Local businesses are feeling the side effects of the smoking ban implemented on Jan. 2.…
Webster Groves smoking ban
Nearly one year after St. Louis’ city and county wide smoking ban went into effect, Webster Groves restaurants continue to thrive and haven’t seen any decline in business.
“Initially, sales were up because people were excited,” Weber’s Front Row assistant general manager Jeff Hrasky said. “I think a lot of people were discovering new restaurants because they were smoky before.”
The ban, which went into effect on Jan. 2, 2011, covers most enclosed public spaces. This includes restaurants, bowling alleys, shopping malls and taxis. Exempt from the ban are businesses bringing in 75 percent or more of revenue from alcohol. Outdoor dining areas are also exempt.

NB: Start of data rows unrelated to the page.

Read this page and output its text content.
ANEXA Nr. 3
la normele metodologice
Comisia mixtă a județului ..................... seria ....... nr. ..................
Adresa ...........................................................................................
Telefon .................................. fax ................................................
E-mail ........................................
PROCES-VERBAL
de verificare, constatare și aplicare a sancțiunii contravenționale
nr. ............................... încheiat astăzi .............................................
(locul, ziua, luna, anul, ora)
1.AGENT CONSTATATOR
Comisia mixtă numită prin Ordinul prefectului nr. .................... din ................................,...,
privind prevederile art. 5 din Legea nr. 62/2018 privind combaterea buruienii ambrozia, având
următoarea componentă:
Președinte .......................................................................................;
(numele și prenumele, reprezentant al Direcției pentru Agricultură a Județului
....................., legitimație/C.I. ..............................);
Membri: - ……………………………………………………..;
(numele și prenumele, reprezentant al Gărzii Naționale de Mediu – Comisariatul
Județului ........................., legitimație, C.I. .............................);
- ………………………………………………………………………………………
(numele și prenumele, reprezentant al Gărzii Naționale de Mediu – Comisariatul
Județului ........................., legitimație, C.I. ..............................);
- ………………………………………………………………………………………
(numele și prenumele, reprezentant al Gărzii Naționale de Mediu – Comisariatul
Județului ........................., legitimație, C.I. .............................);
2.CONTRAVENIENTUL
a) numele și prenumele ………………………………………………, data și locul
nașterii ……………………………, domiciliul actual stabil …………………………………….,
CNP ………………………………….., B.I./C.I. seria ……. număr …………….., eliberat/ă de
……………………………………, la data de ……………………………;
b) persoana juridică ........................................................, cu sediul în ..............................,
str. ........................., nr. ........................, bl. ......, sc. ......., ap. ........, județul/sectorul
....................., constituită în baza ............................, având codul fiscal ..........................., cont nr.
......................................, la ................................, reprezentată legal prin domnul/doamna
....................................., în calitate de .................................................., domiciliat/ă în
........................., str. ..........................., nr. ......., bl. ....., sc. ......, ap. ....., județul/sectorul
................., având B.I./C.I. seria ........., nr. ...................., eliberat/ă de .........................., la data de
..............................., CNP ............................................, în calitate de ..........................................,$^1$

Many local business owners and managers said they are in favor of the law because they consider their restaurants to be family-oriented establishments.
“We weren’t that nervous because, at least at our Webster location, there are a lot of families that come and it’s more of a neighborhood place,” Llyewlyn’s Pub assistant general manager Ashley Ryan said.

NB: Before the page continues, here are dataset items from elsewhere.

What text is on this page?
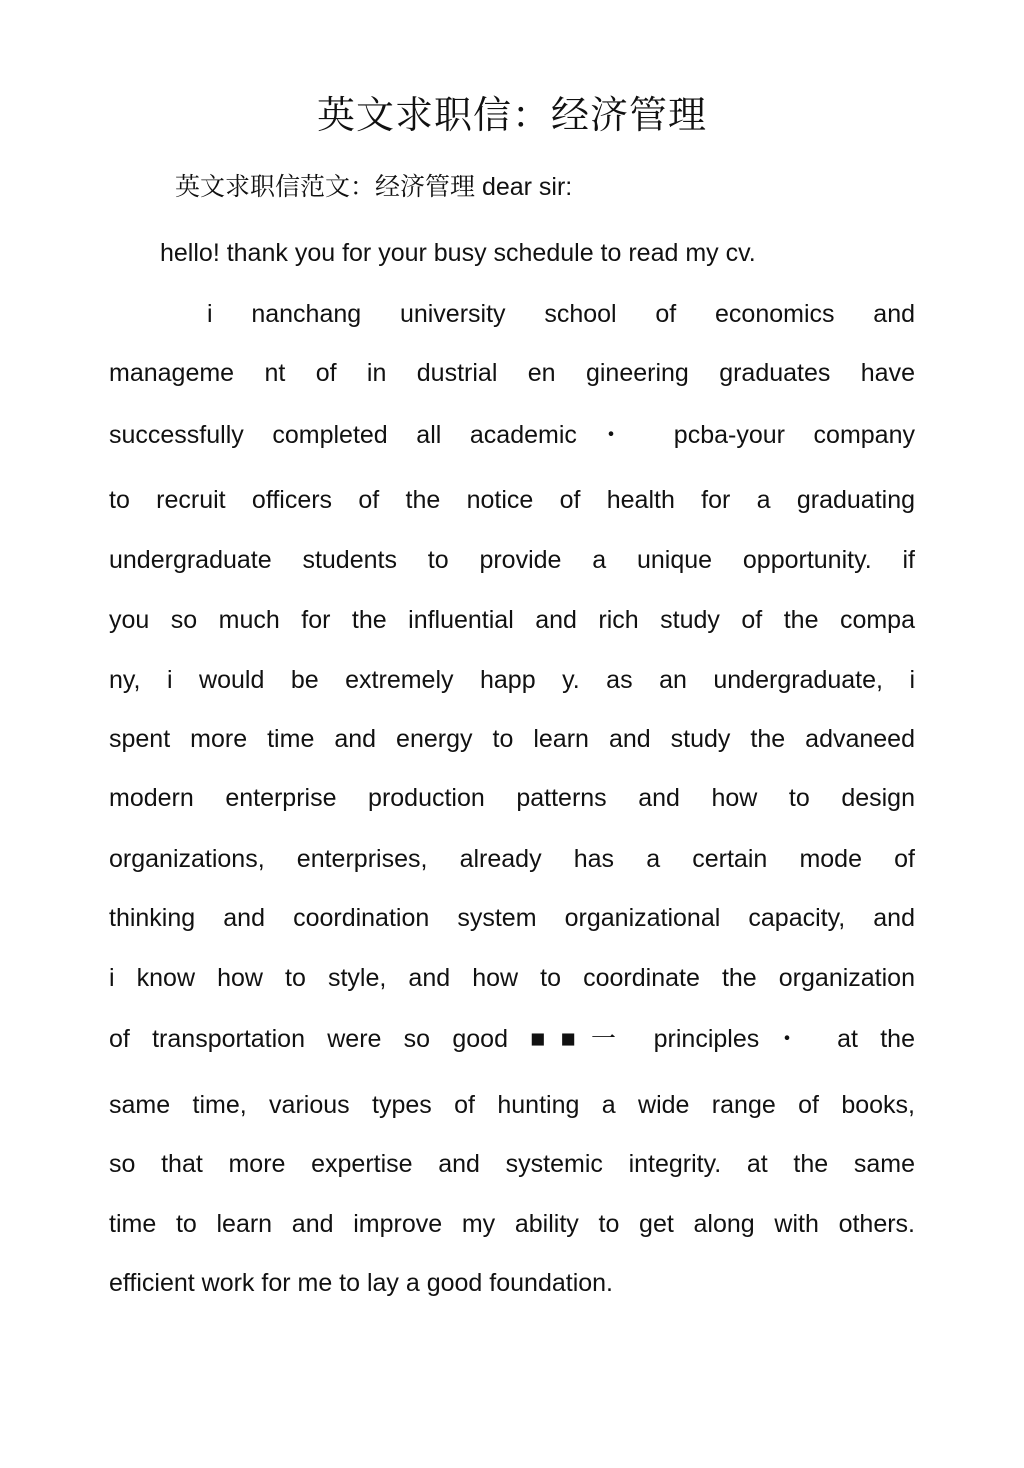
英文求职信：经济管理
英文求职信范文：经济管理 dear sir:
hello! thank you for your busy schedule to read my cv.
i nanchang university school of economics and
manageme nt of in dustrial en gineering graduates have
successfully completed all academic・ pcba-your company
to recruit officers of the notice of health for a graduating
undergraduate students to provide a unique opportunity. if
you so much for the influential and rich study of the compa
ny, i would be extremely happ y. as an undergraduate, i
spent more time and energy to learn and study the advaneed
modern enterprise production patterns and how to design
organizations, enterprises, already has a certain mode of
thinking and coordination system organizational capacity, and
i know how to style, and how to coordinate the organization
of transportation were so good ■■一 principles・ at the
same time, various types of hunting a wide range of books,
so that more expertise and systemic integrity. at the same
time to learn and improve my ability to get along with others.
efficient work for me to lay a good foundation.
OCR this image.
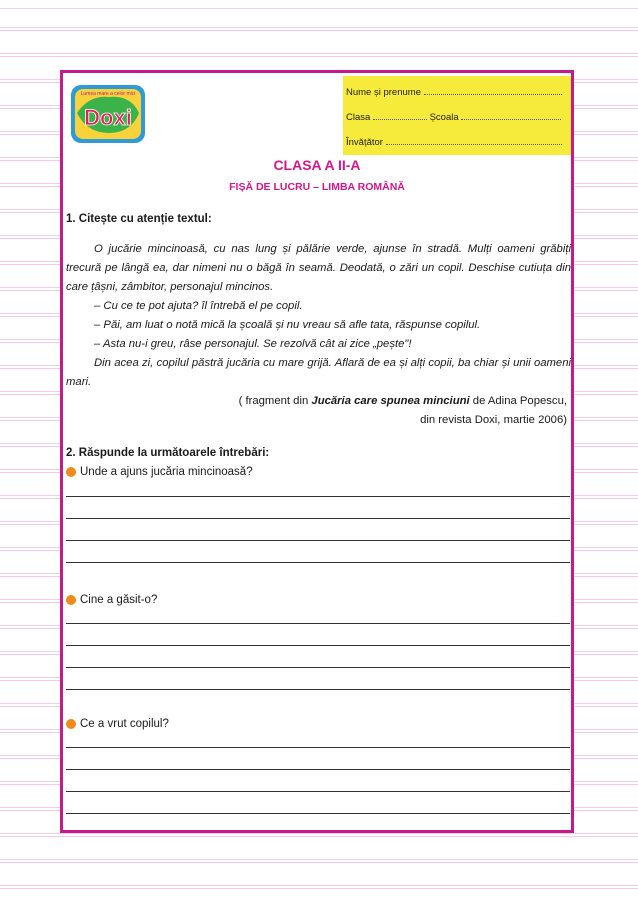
Lumea mare a celor mici
Doxi
Nume și prenume
Clasa	Școala
Învățător
CLASA A II-A
FIȘĂ DE LUCRU – LIMBA ROMÂNĂ
1. Citește cu atenție textul:

O jucărie mincinoasă, cu nas lung și pălărie verde, ajunse în stradă. Mulți oameni grăbiți trecură pe lângă ea, dar nimeni nu o băgă în seamă. Deodată, o zări un copil. Deschise cutiuța din care țâșni, zâmbitor, personajul mincinos.

– Cu ce te pot ajuta? îl întrebă el pe copil.

– Păi, am luat o notă mică la școală și nu vreau să afle tata, răspunse copilul.

– Asta nu-i greu, râse personajul. Se rezolvă cât ai zice „pește"!

Din acea zi, copilul păstră jucăria cu mare grijă. Aflară de ea și alți copii, ba chiar și unii oameni mari.

( fragment din Jucăria care spunea minciuni de Adina Popescu,
din revista Doxi, martie 2006)
2. Răspunde la următoarele întrebări:
Unde a ajuns jucăria mincinoasă?
Cine a găsit-o?
Ce a vrut copilul?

However, because the ban affects some counties and not others, Bill Kunz, owner of Highway 61 Roadhouse and Kitchen, worries that the ban may eventually have a negative effect on his restaurant and others’.

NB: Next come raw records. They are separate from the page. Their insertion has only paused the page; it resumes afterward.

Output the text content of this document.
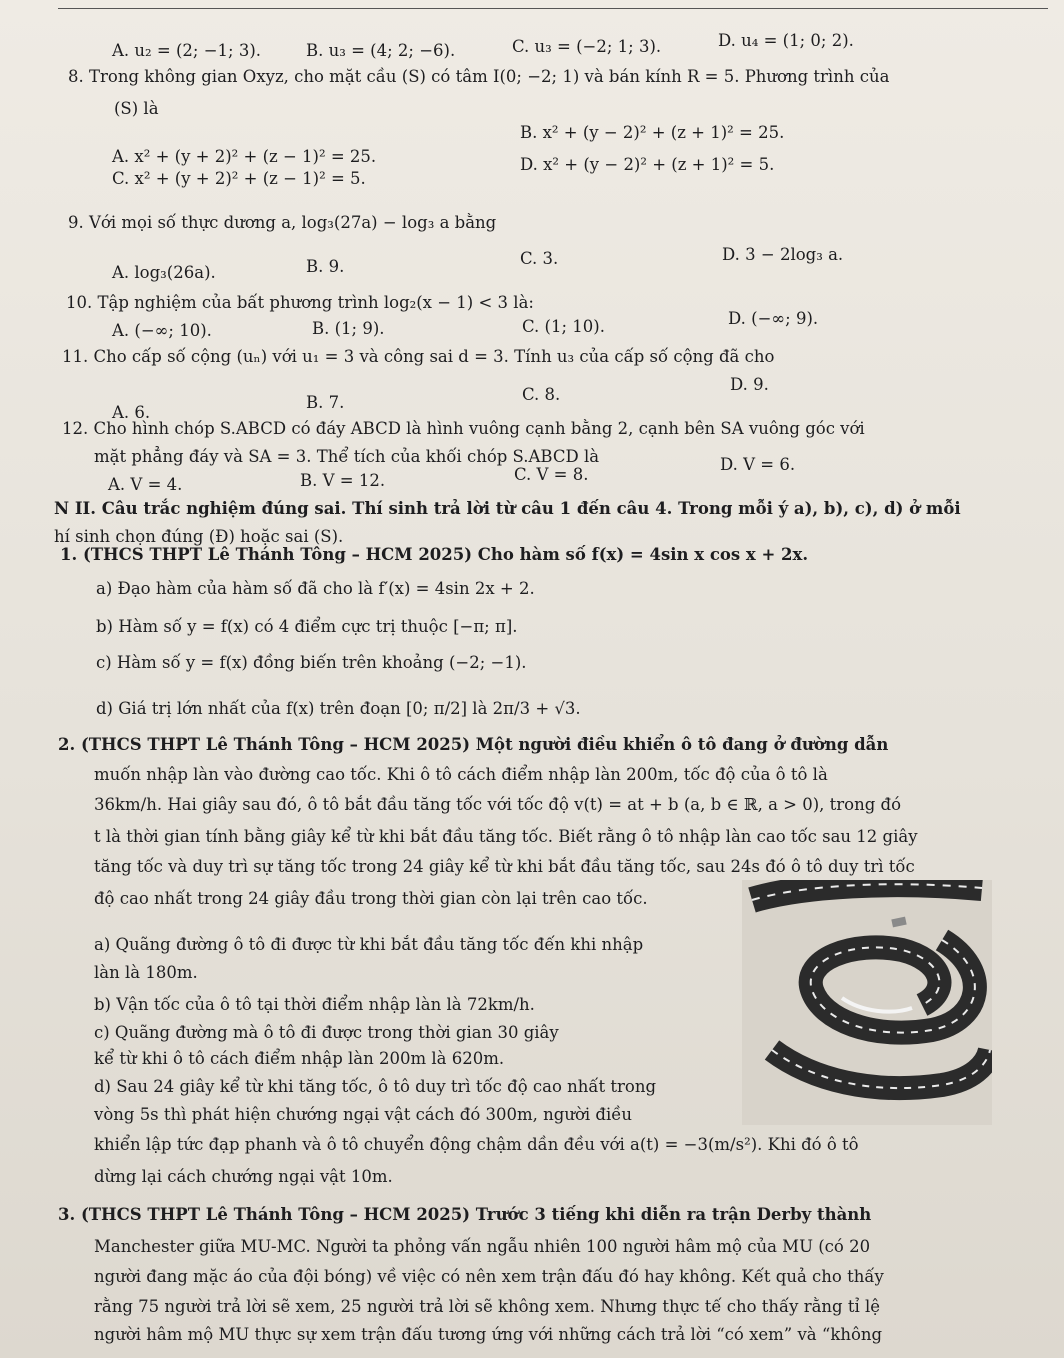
A. u₂ = (2; −1; 3).	B. u₃ = (4; 2; −6).	C. u₃ = (−2; 1; 3).	D. u₄ = (1; 0; 2).
8. Trong không gian Oxyz, cho mặt cầu (S) có tâm I(0; −2; 1) và bán kính R = 5. Phương trình của
(S) là
A. x² + (y + 2)² + (z − 1)² = 25.
B. x² + (y − 2)² + (z + 1)² = 25.
C. x² + (y + 2)² + (z − 1)² = 5.
D. x² + (y − 2)² + (z + 1)² = 5.
9. Với mọi số thực dương a, log₃(27a) − log₃ a bằng
A. log₃(26a).	B. 9.	C. 3.	D. 3 − 2log₃ a.
10. Tập nghiệm của bất phương trình log₂(x − 1) < 3 là:
A. (−∞; 10).	B. (1; 9).	C. (1; 10).	D. (−∞; 9).
11. Cho cấp số cộng (uₙ) với u₁ = 3 và công sai d = 3. Tính u₃ của cấp số cộng đã cho
A. 6.
B. 7.	C. 8.
D. 9.
12. Cho hình chóp S.ABCD có đáy ABCD là hình vuông cạnh bằng 2, cạnh bên SA vuông góc với
mặt phẳng đáy và SA = 3. Thể tích của khối chóp S.ABCD là
A. V = 4.	B. V = 12.	C. V = 8.
D. V = 6.
N II. Câu trắc nghiệm đúng sai. Thí sinh trả lời từ câu 1 đến câu 4. Trong mỗi ý a), b), c), d) ở mỗi
hí sinh chọn đúng (Đ) hoặc sai (S).
1. (THCS THPT Lê Thánh Tông – HCM 2025) Cho hàm số f(x) = 4sin x cos x + 2x.
a) Đạo hàm của hàm số đã cho là f′(x) = 4sin 2x + 2.
b) Hàm số y = f(x) có 4 điểm cực trị thuộc [−π; π].
c) Hàm số y = f(x) đồng biến trên khoảng (−2; −1).
d) Giá trị lớn nhất của f(x) trên đoạn [0; π/2] là 2π/3 + √3.
2. (THCS THPT Lê Thánh Tông – HCM 2025) Một người điều khiển ô tô đang ở đường dẫn
muốn nhập làn vào đường cao tốc. Khi ô tô cách điểm nhập làn 200m, tốc độ của ô tô là
36km/h. Hai giây sau đó, ô tô bắt đầu tăng tốc với tốc độ v(t) = at + b (a, b ∈ ℝ, a > 0), trong đó
t là thời gian tính bằng giây kể từ khi bắt đầu tăng tốc. Biết rằng ô tô nhập làn cao tốc sau 12 giây
tăng tốc và duy trì sự tăng tốc trong 24 giây kể từ khi bắt đầu tăng tốc, sau 24s đó ô tô duy trì tốc
độ cao nhất trong 24 giây đầu trong thời gian còn lại trên cao tốc.
a) Quãng đường ô tô đi được từ khi bắt đầu tăng tốc đến khi nhập
làn là 180m.
b) Vận tốc của ô tô tại thời điểm nhập làn là 72km/h.
c) Quãng đường mà ô tô đi được trong thời gian 30 giây
kể từ khi ô tô cách điểm nhập làn 200m là 620m.
d) Sau 24 giây kể từ khi tăng tốc, ô tô duy trì tốc độ cao nhất trong
vòng 5s thì phát hiện chướng ngại vật cách đó 300m, người điều
khiển lập tức đạp phanh và ô tô chuyển động chậm dần đều với a(t) = −3(m/s²). Khi đó ô tô
dừng lại cách chướng ngại vật 10m.
3. (THCS THPT Lê Thánh Tông – HCM 2025) Trước 3 tiếng khi diễn ra trận Derby thành
Manchester giữa MU-MC. Người ta phỏng vấn ngẫu nhiên 100 người hâm mộ của MU (có 20
người đang mặc áo của đội bóng) về việc có nên xem trận đấu đó hay không. Kết quả cho thấy
rằng 75 người trả lời sẽ xem, 25 người trả lời sẽ không xem. Nhưng thực tế cho thấy rằng tỉ lệ
người hâm mộ MU thực sự xem trận đấu tương ứng với những cách trả lời “có xem” và “không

“I’m in favor and against it,” Kunz said. “I think it needs to be a state referendum, not a county-by-county, city-by-city thing. I think if one city does it and a neighboring city doesn’t, it hurts the businesses within the city that does it. If you’re a borderline business in (St. Louis) county and people go over to St. Charles or Jefferson County, it hurts you.”
However, it seems current customers are satisfied with smoke free restaurants. During the St. Louis Cardinals’ recent run in the World Series, Hrasky said Weber’s was as popular as ever, despite being smoke-free.
“One of the games was one of the busiest nights we’ve had in our 20 years,” he said.
Llyewlyn’s had a similar crowd during the World Series.
“People still come, they just go outside during commercial breaks,” Ryan said.
Though Kunz said the ban has actually picked up business in the Highway 61 Roadhouse bar, previously the restaurant’s smoking area, there is one negative effect from the ban that he sees quite frequently
“I see a lot more cigarette butts on the ground,” Kunz said. “We have an ashtray there, but it’s like they’re protesting by throwing it directly on the ground.”